Eight teams, including the US team of Rob Harris and Joe Jennings, participated alongside de Gayardon and Fradet.

The WFF also established the initial rules for competitive sky surfing.

The first Skysurfing World Championships took place in Empuriabrava, Spain, as part of the WFF annual event.

The competition had separate divisions for advanced and intermediate riders - De Gayardon and Gus Wing became the first-ever world champion sky surfing team.

1994

Some of the most famous skysurfers, including De Gayardon, Fradet, Schäfer, and Pal Bergen, performed as part of the opening ceremonies for the Winter Olympics in Lillehammer, Norway.

Sky surfing competitions continued to grow in popularity and were held in several spots, including France, California, Illinois, and Belgium.

The second annual men's and the first women's Skysurfing World Championships were held in Arizona and were sponsored by Sony Handycam.

Harris and Jennings won the men's division, dethroning the pioneer of sky surfing, De Gayardon.

Amy Baylie-Haass became the first woman skysurfer to appear in a TV commercial for Sony Handycam.

De Gayardon, Fradet, and Harris made history again by performing the first triple sequential skysurf over Hawaii, filmed for the French TV series "Traveling 4".

1995

At the first ESPN Extreme Games in Newport, RI, ten sky surfing teams competed for a shared prize of $20,000.

Both men and women participated in the contest, and live air-to-ground transmitters were used to broadcast the action on a large TV screen at the landing zone for the audience to see.

Skysports International (SSI) was created and later renamed SkySportif.

It was established as the governing and organizing body for professional-level sky surfing and worked with events like the X Games.

On December 14, 1995, Rob Harris, a highly regarded Los Angeles club DJ, passed away in British Columbia while working on a non-skysurfing, skydiving stunt for a Mountain Dew commercial titled "007".

Harris was the first American to win a sky surfing world championship and the first X Games sky surfing gold medalist.

His teammate Joe Jennings was filming the stunt at the time of the accident.

Sky surfing: Rob Harris and Patrick de Gayardon duel it up on their boards at the 1994 World Skysurfing Championships in Eloy, Arizona | Photo: Parachutist

1996

A new pro tour for sport parachuting was announced to qualify skysurfers for the annual ESPN X Games.

Troy Hartman and Vic Pappadato won the first tour.

At the same tour venues, a new three-member discipline called free-flying debuted as a "demonstration sport."

1998

Sadly, on April 13, 1998, Patrick de Gayardon, the French skydiver regarded as the father of sky surfing, died in a wingsuit testing accident at his drop zone in Hawaii.

The cause was determined to be a self-induced rigging problem.

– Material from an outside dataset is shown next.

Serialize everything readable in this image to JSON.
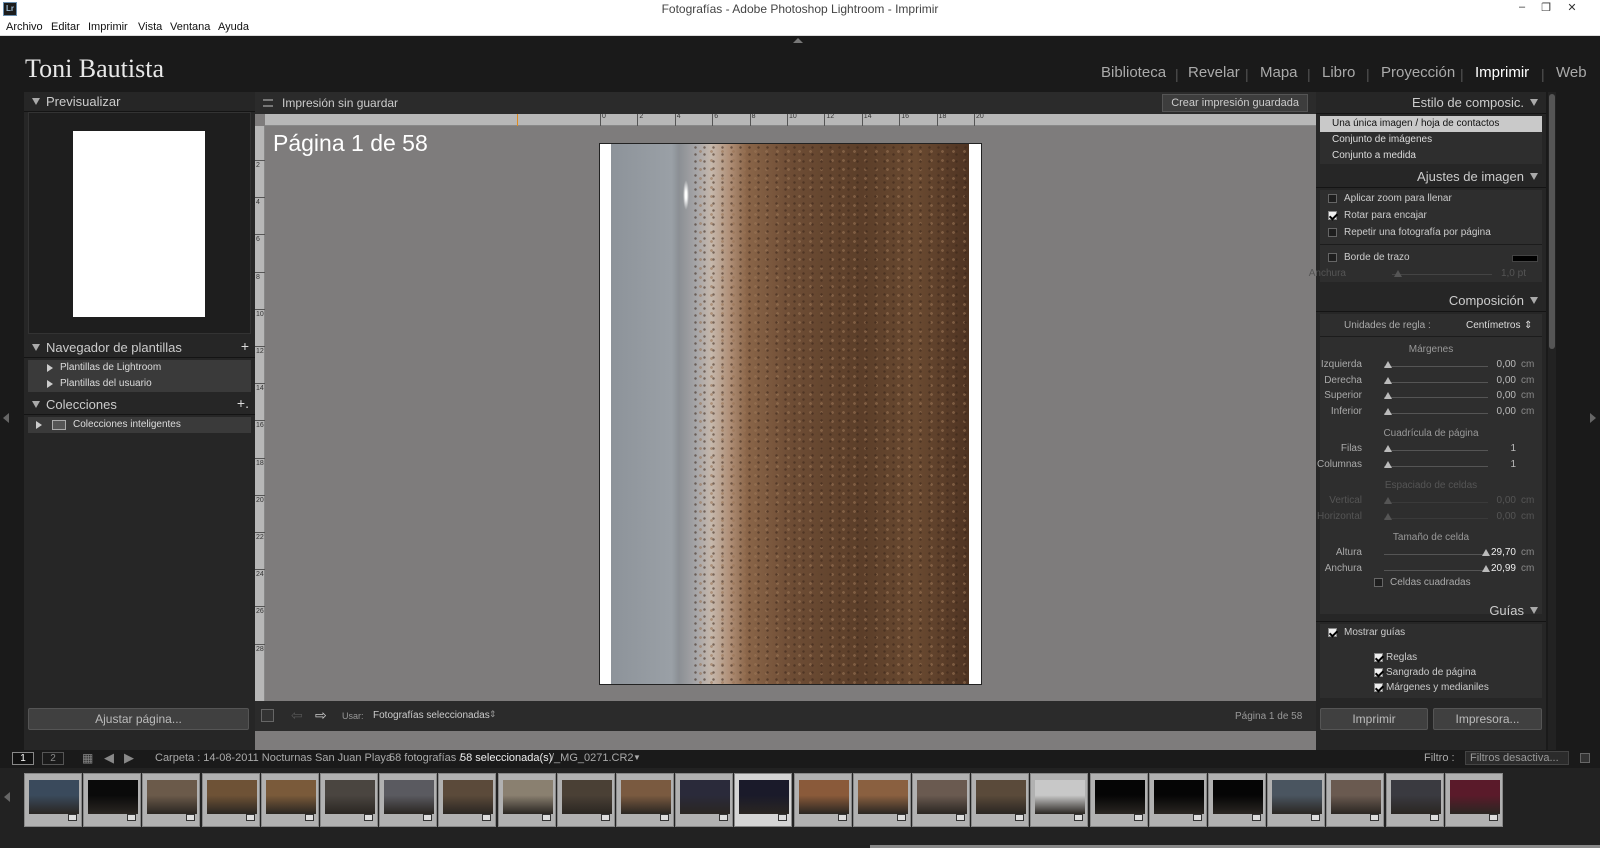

Later that year, on May 10, Vic Pappadato, who won the X Games championship as a camera flyer for skysurfer Troy Hartman, died in a canopy collision while filming a formation skydive.

On August 14, Jerry Loftis, the American sky surfing pioneer and the founder of Surflite, passed away in Quincy, IL, after failing to deploy his reserve on time due to a canopy malfunction.

Valery Rozov lost his camera flyer, Alexi Krishtopa, on a jump during training or competition.

Later, he found a new teammate, Clif Burch, just in time for the X Games, and they won gold. They repeated their success in 2000, winning a silver medal.

2001

ESPN decided to stop featuring sky surfing in the X Games because not enough people were interested in watching it, which made it hard to get sponsors.

As a result, SkySportif International also shut down.

SSI organized and regulated the professional sky surfing level and helped work with events like the X Games.

Now, sky surfing is mainly controlled by national organizations that govern parachuting competitions.

Tanya Garcia-O'Brien did really well in the women's division of the Fédération Aéronautique Internationale (FAI) World Air Games, scoring more points than the men.